Obama — who recently released a list of Democratic candidates whom he’s chosen to endorse in November’s midterm elections — emphasized the implications of the midterms in constraining Trump.

“I am here today because this is one of those pivotal moments when every one of us, as citizens of the United States, need to determine just who it is we are, just what it is that we stand for,” Obama said. “And as a fellow citizen — not as an ex-president, but as a fellow citizen — I am here to deliver a simple message. And that is: You need to vote because our democracy depends on it.”

Obama has subtly directed a number of criticisms at Trump in the few public statements he’s made since leaving office, but he appears to be adopting a more direct approach as he begins to stump for Democratic office-seekers across the country, rebuking the president by name. On Saturday, he will speak at a rally for a group of California Democrats. He’ll then travel to Ohio to speak at a campaign event for the state’s Democratic gubernatorial candidate, Richard Cordray, whom Obama appointed to head the Consumer Financial Protection Bureau.

Obama’s speech on Friday likely provided a preview of the message he’ll employ in those upcoming campaign events, with its emphasis on attacking the Trump administration’s stewardship of the economy.
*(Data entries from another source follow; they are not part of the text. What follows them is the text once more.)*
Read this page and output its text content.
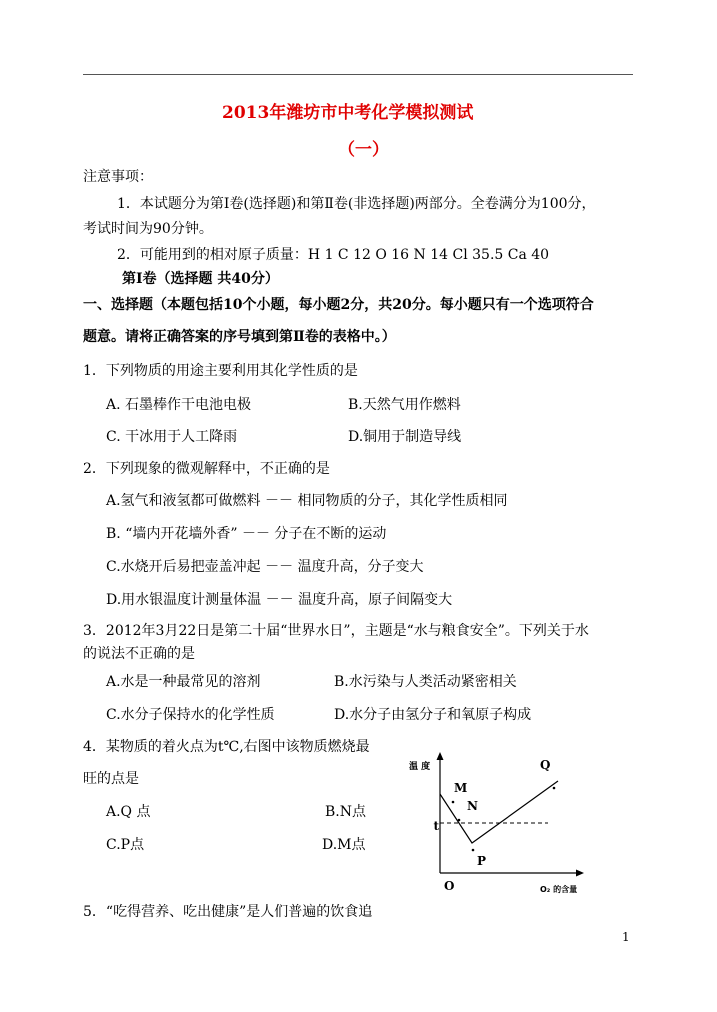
2013年潍坊市中考化学模拟测试
（一）
注意事项：
1．本试题分为第Ⅰ卷(选择题)和第Ⅱ卷(非选择题)两部分。全卷满分为100分，
考试时间为90分钟。
2．可能用到的相对原子质量：H 1 C 12 O 16 N 14 Cl 35.5 Ca 40
第Ⅰ卷（选择题 共40分）
一、选择题（本题包括10个小题，每小题2分，共20分。每小题只有一个选项符合
题意。请将正确答案的序号填到第Ⅱ卷的表格中。）
1．下列物质的用途主要利用其化学性质的是
A. 石墨棒作干电池电极	B.天然气用作燃料
C. 干冰用于人工降雨	D.铜用于制造导线
2．下列现象的微观解释中，不正确的是
A.氢气和液氢都可做燃料 －－ 相同物质的分子，其化学性质相同
B. “墙内开花墙外香” －－ 分子在不断的运动
C.水烧开后易把壶盖冲起 －－ 温度升高，分子变大
D.用水银温度计测量体温 －－ 温度升高，原子间隔变大
3．2012年3月22日是第二十届“世界水日”，主题是“水与粮食安全”。下列关于水
的说法不正确的是
A.水是一种最常见的溶剂	B.水污染与人类活动紧密相关
C.水分子保持水的化学性质	D.水分子由氢分子和氧原子构成
4．某物质的着火点为t℃,右图中该物质燃烧最
旺的点是
A.Q 点	B.N点
C.P点	D.M点
温 度
O₂ 的含量
O
t
M
N
P
Q
5．“吃得营养、吃出健康”是人们普遍的饮食追
1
“When you hear how great the economy is doing right now, let’s just remember when this recovery started,” he said to applause and laughter. “When the monthly job numbers come out suddenly Republicans are saying its a miracle.”

A jobs report released on Friday showed that unemployment remains at 3.9 percent while wages grew at 2.9 percent over the last quarter.

“Actually those job numbers are the same as they were in 2015,” Obama said.